Performance analyses over population seeding techniques of the permutation-coded genetic algorithm: An empirical study based on traveling salesman problems

Abstract

The genetic algorithm (GA) is a population based meta-heuristic global optimization technique for dealing with complex problems with very large search space. The population initialization is a crucial task in GA because it plays a vital role in the convergence speed, problem search space exploration and also the quality of the final optimal solution. Though the importance of deciding problem specific population initialization in GA is widely recognized, it is hardly addressed in the literature. In this paper, different population seeding techniques for permutation-coded genetic algorithm such as random, nearest neighbor (NN), gene bank (GB), sorted population (SP), selective initialization (SI) along with three newly proposed ordered distance vector based initialization techniques have been extensively studied. The ability of each population seeding technique has been examined in terms of a set of performance criteria such as computation time, convergence rate, error rate, average convergence, convergence diversity, nearest–neighbor ratio, average distinct solutions and distribution of individuals.

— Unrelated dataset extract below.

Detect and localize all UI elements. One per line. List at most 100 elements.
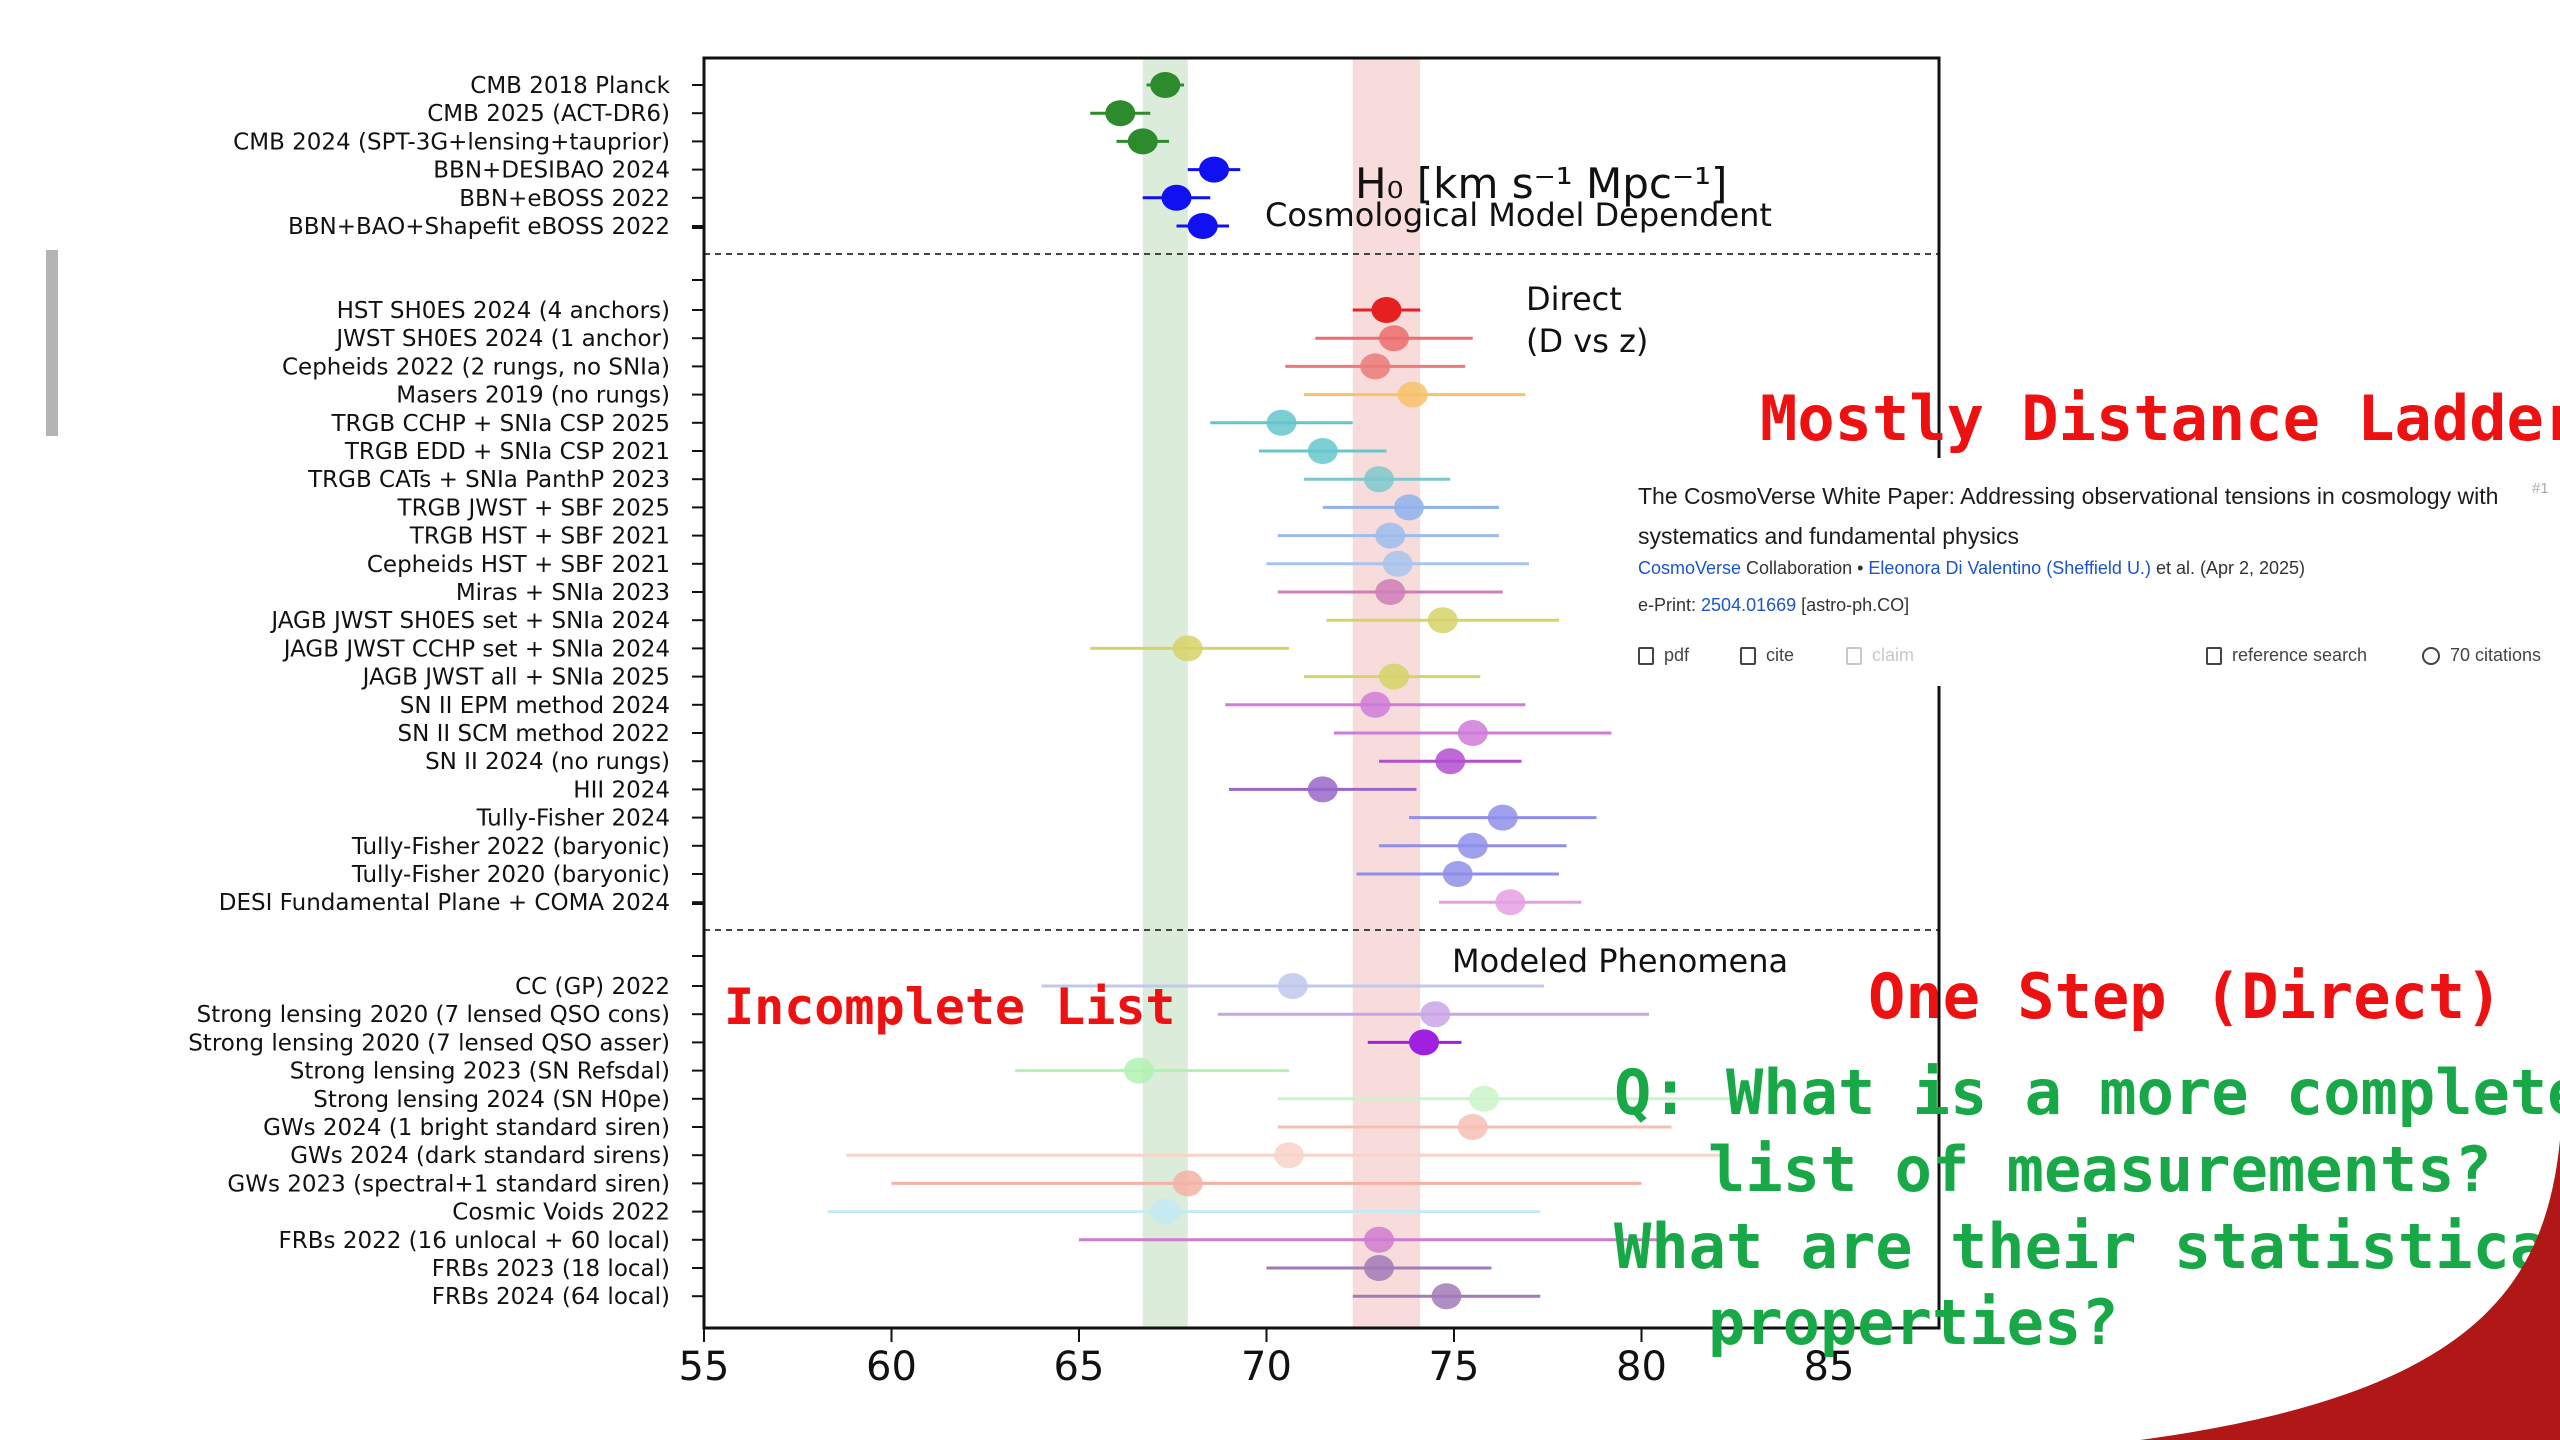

One of the famous combinatorial hard problems of traveling salesman problem (TSP) is being chosen as the testbed and the experiments are performed on large sized benchmark TSP instances obtained from standard TSPLIB. The experimentation analyses are carried out using statistical tools to claim the unique performance characteristic of each population seeding techniques and best performing techniques are identified based on the assessment criteria defined and the nature of the application.